Williamson County’s human resources department will compare the salaries of its elected officials with others in the state after the Williamson County Commissioners Court approved a salary study be done April 25 for a possible cost of living increase.

The salaries to be reviewed include the position of county judge, county commissioner, county constable, justice of the peace, county treasurer, county tax assessor, district clerk, county clerk, county attorney and county sheriff. County staff will also study potential stipends and supplemental pay for cellphone and vehicle costs.

The county’s HR team reviews salaries each year, comparing to counties larger and smaller by population.
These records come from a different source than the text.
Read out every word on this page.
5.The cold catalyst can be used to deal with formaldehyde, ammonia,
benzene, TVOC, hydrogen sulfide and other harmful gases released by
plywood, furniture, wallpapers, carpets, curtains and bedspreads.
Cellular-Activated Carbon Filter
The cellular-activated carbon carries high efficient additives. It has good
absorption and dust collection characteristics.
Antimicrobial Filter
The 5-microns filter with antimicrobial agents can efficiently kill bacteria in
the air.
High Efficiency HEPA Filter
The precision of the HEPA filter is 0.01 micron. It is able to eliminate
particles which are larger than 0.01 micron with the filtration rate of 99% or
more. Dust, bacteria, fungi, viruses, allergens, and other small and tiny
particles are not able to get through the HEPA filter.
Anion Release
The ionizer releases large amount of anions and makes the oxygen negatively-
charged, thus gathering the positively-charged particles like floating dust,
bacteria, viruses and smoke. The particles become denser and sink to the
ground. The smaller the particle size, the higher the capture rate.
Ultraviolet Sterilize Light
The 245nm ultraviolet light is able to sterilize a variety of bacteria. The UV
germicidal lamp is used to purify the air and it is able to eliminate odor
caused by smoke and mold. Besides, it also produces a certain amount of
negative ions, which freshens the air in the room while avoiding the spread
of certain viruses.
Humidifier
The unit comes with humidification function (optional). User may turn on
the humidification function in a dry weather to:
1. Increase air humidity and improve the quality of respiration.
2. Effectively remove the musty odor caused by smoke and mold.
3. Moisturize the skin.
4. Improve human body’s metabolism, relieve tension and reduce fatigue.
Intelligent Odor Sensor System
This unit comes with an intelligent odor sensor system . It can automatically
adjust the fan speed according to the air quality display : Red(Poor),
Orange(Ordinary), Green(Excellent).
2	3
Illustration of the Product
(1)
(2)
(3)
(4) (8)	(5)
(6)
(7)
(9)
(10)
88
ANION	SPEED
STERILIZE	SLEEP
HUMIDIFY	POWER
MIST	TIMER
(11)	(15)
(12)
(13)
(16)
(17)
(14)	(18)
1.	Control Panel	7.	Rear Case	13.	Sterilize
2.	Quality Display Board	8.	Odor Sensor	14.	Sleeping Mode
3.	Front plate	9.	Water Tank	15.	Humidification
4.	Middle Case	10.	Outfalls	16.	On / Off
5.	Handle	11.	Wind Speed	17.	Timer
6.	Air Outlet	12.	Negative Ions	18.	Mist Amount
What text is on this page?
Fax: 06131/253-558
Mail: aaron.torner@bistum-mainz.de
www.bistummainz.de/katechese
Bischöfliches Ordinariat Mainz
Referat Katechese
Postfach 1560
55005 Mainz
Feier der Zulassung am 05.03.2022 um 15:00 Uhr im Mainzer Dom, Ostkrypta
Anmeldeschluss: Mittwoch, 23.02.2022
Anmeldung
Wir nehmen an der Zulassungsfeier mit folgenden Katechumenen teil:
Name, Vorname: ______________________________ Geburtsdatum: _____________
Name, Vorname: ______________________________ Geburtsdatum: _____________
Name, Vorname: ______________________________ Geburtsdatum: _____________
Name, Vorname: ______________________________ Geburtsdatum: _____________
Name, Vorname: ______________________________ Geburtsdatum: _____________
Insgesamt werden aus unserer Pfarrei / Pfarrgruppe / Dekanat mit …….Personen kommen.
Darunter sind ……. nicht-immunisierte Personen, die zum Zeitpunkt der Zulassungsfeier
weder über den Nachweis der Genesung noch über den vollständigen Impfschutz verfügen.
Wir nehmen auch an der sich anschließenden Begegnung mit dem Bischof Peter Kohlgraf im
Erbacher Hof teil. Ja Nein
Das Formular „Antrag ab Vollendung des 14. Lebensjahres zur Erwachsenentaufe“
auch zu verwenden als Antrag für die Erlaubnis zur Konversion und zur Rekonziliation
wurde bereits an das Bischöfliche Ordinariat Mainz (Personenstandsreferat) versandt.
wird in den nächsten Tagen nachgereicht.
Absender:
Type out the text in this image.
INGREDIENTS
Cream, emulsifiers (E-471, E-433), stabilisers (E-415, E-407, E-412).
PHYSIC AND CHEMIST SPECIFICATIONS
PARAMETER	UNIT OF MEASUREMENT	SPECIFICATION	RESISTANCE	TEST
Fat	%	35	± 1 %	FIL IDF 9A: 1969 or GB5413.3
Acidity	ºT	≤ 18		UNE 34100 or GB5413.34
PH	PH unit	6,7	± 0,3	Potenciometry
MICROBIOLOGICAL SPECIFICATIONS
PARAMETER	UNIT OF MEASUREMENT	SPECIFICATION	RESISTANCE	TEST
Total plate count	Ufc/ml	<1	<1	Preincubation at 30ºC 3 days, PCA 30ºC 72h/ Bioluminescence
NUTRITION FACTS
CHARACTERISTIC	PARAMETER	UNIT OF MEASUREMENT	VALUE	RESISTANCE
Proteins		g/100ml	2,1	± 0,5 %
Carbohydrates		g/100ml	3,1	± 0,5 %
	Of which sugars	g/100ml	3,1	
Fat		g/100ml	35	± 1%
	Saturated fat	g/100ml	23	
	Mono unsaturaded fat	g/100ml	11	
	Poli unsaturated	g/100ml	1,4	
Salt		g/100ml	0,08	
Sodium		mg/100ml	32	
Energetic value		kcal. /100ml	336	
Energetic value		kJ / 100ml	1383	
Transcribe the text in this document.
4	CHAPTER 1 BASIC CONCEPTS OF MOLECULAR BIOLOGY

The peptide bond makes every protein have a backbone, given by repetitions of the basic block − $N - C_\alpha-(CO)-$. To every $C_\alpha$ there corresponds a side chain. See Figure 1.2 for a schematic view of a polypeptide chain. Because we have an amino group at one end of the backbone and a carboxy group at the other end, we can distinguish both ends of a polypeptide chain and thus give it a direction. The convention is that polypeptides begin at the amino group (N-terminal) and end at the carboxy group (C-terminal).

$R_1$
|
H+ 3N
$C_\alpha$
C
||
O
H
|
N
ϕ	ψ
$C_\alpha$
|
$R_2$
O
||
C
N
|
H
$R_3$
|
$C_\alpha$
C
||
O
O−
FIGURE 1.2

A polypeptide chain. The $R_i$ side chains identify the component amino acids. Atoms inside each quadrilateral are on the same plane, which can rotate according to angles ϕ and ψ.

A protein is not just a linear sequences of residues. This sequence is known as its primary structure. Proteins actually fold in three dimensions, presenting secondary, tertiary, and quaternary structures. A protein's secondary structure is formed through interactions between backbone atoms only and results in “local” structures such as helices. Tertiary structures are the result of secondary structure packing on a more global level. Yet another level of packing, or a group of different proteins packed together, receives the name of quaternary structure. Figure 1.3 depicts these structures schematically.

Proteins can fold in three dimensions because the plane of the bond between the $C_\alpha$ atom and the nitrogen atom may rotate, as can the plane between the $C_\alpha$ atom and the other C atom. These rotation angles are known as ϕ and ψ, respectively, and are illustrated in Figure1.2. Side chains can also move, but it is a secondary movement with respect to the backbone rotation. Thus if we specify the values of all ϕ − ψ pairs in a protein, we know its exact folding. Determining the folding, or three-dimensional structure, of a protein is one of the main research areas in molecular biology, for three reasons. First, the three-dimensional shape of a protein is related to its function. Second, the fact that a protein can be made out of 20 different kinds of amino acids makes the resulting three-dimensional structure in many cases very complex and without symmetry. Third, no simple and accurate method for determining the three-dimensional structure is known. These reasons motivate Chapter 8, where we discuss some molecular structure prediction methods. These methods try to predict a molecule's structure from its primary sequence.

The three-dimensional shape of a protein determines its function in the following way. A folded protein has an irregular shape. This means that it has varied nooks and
This year, the staff will look at compensation for elected officials in Bell, Brazoria, Hayes, Montgomery, Fort Bend, Denton, Collin and Travis counties.

Precinct 4 County Commissioner Russ Boles said elected officials have a chance to protest the compensation the court chooses.

“It is something that’s being tracked and something that conversations that elected officials are having with us,” he said. “It’s not a random act that we’re reviewing it. It is part of the schedule.”

In July, the court approved a 5% pay raise for all county elected officials, bringing the commissioners’ pay to $116,515 annually. It also increased the salary for county judge to $143,090; constable, $103,725; county attorney, $176,587; county sheriff, $144,557; county clerk, $118,527; and county tax assessor, $123,255.

During a public comment portion of the meeting, the court was asked if the public will have a chance to weigh in on any potential pay raises. County Judge Bill Gravell said one of the reasons the court was elected is to set the salaries.

“I think the decision that we have of setting a salary is a constitutional authority that we’ve been given by the state of Texas,” Gravell said. “If the constituents are not pleased with the salaries we set, they have an opportunity in the next election to vote that person out of office.”